We can therefore use and understand nihilism, active nihilism, as an innovative tool to destroy the foundations of antiBlack institutions by way of iterative refusal not toward building, but a motion toward ceaseless ending:
“Naysaying has considerable power...[the] presumption that political action is always positive—that it must lead to something programmatic and organized obscures the potentials of outright refusal for many kinds of thinking and action. No is pregnant with possibilities, promises, and dangers. Above all, it is political.” — Kennan Ferguson, The Big No
I couldn’t describe what this ceaseless ending would look like, but it challenges the violence of optimism. If we’re to end this world and the succeeding generation of Black people are tasked with building a world anew, how might we try to avoid subscribing to the antiBlack violence of narrative? There are many of us who say that the imperialist forces that be will fall in our lifetimes.
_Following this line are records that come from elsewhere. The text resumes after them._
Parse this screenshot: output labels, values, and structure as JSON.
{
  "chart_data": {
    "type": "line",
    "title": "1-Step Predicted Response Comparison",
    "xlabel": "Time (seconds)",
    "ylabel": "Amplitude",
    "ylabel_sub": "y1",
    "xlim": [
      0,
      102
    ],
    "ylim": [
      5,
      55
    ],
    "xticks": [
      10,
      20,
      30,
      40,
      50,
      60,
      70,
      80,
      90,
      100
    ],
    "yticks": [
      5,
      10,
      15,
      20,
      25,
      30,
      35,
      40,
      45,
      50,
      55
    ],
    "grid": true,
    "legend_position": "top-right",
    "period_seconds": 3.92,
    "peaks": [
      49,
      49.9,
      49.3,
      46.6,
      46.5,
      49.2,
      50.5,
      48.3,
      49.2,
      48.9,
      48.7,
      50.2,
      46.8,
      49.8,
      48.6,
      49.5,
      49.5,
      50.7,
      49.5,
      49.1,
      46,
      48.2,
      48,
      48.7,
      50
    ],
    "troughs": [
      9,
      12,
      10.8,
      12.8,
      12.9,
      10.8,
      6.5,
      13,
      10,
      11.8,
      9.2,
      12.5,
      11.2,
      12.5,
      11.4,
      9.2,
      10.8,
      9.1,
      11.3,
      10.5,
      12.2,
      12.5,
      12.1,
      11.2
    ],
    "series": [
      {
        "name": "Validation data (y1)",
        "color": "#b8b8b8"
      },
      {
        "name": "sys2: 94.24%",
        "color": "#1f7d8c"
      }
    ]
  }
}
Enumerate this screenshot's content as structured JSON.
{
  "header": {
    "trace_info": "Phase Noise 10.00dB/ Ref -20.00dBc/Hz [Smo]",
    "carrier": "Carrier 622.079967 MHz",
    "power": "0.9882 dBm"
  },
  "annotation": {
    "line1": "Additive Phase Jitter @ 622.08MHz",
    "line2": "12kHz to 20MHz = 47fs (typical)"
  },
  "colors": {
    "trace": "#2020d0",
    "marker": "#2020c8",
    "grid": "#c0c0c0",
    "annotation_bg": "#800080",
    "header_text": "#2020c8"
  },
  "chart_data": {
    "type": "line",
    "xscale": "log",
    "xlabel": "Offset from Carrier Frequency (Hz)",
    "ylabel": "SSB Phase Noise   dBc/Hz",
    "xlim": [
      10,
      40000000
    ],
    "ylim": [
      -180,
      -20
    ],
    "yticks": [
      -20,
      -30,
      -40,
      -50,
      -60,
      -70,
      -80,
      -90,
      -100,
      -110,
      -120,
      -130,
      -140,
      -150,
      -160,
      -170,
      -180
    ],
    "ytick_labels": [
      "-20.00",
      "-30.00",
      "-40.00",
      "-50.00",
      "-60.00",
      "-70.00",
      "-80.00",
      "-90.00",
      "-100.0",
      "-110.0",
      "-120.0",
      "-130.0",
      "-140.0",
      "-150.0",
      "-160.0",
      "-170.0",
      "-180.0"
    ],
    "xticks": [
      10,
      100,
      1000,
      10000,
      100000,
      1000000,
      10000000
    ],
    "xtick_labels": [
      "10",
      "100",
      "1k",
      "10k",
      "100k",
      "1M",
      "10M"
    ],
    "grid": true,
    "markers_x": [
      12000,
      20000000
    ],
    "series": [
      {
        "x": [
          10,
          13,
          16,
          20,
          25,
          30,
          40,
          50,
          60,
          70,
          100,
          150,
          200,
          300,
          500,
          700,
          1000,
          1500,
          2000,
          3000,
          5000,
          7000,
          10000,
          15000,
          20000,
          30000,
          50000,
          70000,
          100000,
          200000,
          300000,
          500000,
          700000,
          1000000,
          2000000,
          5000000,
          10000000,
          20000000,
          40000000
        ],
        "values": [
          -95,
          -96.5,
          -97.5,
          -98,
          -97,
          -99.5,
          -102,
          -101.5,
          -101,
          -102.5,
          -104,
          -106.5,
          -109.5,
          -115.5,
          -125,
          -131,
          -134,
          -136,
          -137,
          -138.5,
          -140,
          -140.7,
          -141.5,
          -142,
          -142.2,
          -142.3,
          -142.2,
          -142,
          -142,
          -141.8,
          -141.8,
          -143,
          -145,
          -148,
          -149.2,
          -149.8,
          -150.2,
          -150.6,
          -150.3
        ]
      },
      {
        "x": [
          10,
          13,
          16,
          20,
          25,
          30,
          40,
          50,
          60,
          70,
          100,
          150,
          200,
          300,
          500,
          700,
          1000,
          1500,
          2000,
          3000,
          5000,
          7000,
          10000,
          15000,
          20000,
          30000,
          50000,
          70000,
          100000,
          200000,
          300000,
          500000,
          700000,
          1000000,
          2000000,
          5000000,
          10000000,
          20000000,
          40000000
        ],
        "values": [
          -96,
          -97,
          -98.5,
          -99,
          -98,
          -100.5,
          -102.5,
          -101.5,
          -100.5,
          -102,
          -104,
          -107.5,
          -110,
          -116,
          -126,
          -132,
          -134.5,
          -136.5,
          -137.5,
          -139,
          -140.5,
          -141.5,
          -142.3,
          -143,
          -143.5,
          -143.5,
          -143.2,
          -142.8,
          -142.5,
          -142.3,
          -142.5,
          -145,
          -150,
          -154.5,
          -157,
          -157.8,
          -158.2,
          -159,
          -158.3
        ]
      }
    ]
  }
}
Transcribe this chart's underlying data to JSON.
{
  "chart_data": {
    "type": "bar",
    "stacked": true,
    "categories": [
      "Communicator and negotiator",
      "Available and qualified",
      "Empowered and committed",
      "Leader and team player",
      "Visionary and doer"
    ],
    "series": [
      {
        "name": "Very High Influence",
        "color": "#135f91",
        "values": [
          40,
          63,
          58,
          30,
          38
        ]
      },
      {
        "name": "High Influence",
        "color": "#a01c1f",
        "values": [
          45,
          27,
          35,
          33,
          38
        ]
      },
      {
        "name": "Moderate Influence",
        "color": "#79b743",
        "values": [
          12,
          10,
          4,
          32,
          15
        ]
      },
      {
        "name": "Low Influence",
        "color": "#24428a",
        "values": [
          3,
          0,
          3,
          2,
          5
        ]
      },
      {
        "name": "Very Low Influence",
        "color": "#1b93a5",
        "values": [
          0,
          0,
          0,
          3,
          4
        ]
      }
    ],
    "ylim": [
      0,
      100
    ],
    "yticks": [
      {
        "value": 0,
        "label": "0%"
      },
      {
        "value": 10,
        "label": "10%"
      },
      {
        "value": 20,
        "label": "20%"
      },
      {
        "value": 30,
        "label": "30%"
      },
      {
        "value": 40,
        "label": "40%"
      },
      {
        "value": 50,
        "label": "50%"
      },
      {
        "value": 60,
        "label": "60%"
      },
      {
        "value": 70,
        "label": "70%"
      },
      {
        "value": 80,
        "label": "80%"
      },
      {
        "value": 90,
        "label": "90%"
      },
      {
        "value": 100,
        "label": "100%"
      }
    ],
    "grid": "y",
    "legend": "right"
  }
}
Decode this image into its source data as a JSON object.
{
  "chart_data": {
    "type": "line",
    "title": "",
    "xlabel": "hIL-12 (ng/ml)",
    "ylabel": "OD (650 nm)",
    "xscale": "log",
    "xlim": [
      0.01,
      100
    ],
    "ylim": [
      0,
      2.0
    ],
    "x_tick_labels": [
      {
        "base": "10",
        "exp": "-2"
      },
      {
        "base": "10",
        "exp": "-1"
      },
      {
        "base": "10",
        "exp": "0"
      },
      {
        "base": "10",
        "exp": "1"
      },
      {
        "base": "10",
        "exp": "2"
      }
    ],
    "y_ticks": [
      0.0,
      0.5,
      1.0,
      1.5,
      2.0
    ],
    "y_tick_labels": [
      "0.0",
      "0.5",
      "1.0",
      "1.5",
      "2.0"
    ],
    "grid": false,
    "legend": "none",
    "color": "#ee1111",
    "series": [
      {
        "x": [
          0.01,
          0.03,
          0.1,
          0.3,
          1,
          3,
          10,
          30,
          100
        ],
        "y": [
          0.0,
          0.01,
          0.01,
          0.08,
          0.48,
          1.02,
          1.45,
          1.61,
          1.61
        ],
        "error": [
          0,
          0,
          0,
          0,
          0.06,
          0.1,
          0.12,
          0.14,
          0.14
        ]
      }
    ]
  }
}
It is fictitious to assume we’ll all be alive and see the end of the United States, the end of the United Kingdom, the end of France, the end of Canada, the end of Australia, the end of Israel, the end of the UAE, and every other existing settler-colonial, nation-state.
Combating the antiBlack violence of narrative is to accept the possibility of victory, posthumously.
To put it another way, not every end will be a ‘happy’ one.